In fact, in an exchange run by Liazon Corp., which has 60,000 people enrolled, 75% of workers have chosen less expensive plans than they had before, by accepting bigger deductibles and copays, as well as smaller choices of healthcare providers and restrictions such as primary-care gatekeepers.
This is such an appealing approach to private healthcare cost control that the Accenture Management Consulting Company estimates just five years from now there will be 40,000,000 business employees receiving their healthcare benefits in this manner.  This would be a phenomenal development!
The United States spends 18% of GDP on healthcare altogether, both public and private, which is double the amount spent by any other country.  This enormous expense is a major reason why wage growth is stagnant in our country as well as why the costs of public programs like Medicare and Medicaid are so high and contributing to so much government debt.  It is critical for our country to get the rapid increase of healthcare costs under much better control.  That’s why this new movement of employers and employees working together on this critical problem is such a big step in the right direction.
If the estimate by Accenture is anywhere nearly accurate about how fast this new private healthcare selection method will grow, then there will soon be an excellent opportunity for Congress to expand its benefits to the control of Medicare and Medicaid costs as well.  This is very exciting indeed!

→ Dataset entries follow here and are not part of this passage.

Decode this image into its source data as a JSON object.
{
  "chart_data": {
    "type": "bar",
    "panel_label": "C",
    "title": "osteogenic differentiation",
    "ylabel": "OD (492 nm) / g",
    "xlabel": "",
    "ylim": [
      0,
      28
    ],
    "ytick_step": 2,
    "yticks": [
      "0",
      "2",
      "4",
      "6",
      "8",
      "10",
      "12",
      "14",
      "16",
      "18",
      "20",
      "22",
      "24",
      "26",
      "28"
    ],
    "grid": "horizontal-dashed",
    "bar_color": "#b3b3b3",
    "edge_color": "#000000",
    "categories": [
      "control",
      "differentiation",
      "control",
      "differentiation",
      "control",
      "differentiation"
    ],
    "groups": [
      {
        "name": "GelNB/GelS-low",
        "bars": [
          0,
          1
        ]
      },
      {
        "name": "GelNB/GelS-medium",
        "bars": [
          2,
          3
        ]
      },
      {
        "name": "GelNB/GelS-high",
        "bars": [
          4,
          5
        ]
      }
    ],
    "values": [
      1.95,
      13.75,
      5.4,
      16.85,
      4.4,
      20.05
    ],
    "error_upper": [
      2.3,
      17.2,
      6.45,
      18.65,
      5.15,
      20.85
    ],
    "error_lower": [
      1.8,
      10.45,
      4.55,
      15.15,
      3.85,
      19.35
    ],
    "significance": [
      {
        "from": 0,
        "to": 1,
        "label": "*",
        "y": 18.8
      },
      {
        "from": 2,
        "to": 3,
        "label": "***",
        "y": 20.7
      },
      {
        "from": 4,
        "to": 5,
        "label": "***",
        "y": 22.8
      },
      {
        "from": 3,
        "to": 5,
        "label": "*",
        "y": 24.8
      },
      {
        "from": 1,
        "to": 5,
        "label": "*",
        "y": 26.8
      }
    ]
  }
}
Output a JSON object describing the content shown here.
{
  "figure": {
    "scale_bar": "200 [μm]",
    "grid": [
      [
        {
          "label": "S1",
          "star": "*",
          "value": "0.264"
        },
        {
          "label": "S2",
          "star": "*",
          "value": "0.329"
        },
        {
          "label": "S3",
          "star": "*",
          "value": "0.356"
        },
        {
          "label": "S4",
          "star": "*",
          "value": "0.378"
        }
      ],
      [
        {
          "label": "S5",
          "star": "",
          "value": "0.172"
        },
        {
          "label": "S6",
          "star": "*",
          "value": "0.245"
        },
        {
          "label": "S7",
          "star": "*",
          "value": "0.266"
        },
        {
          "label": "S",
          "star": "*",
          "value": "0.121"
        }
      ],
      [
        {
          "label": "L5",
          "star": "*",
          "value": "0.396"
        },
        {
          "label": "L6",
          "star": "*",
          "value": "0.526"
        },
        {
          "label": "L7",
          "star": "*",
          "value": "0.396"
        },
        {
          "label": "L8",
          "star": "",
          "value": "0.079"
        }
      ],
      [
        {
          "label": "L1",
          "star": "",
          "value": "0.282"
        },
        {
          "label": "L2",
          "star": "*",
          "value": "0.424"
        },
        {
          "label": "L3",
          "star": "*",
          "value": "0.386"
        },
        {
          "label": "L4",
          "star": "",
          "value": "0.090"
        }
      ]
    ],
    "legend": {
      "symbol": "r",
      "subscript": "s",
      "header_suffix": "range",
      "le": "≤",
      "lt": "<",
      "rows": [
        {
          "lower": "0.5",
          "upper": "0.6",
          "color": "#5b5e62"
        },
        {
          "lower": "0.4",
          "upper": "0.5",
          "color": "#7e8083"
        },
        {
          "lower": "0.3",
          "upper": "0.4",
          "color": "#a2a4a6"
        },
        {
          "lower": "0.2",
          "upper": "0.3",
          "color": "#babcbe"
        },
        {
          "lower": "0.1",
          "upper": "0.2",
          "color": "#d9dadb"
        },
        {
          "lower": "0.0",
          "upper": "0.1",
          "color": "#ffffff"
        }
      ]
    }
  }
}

Should the Federal Government Bail Out Detroit?

 

The former Obama administration auto czar, Steven Rattner, wrote in yesterday’s New York Times that “We Have to Step in And Save Detroit” from bankruptcy.  Detroit has $18 billion in liabilities, half of which are for municipal employee pension plans and retiree health benefits.  Mr. Rattner says that “It isn’t fair to cut pensions.  The workers didn’t cause this mess.”
Many state and local governments are indeed in terrible financial condition because of the cost of public employee pensions.  There have already been several municipal bankruptcies around the country and there will be many more.  The state of Illinois is in particularly bad financial shape, for the same reasons as Detroit, and will almost certainly have to declare bankruptcy in the near future.
The basic problem is that state and municipal governments often have so-called “defined benefit” pension plans for their employees rather than the “defined contribution”, or 401(k), retirement plans used by private business.  Defined benefit plans guarantee a certain level of pension payment, based on the employee’s salary, regardless of the investment returns of the contributions to the fund.  Defined contribution plans, on the contrary, only pay out in benefits what has actually been accumulated in investment earnings.  For a defined benefit plan the employer (i.e. the government and therefore the taxpayers) is at risk for any shortfall in funding.  For a defined contribution plan, the individual employee is at risk for underperforming investment of the fund.  The only viable solution to this massive problem is for state and local government to shift as rapidly as possible from defined benefit to defined contribution retirement plans.
For the federal government to jump in and bail out one particular struggling municipality would create a moral hazard.  Every other state and local government with the same problem, numbering in the hundreds or thousands, would want equal treatment.  The federal government can’t afford such an expense because of its own perilous financial condition.  Furthermore, federal aid would just delay the fundamental changes in fiscal policy which must be made at the state and local level.
It is a very bad idea for the federal government to bail out Detroit!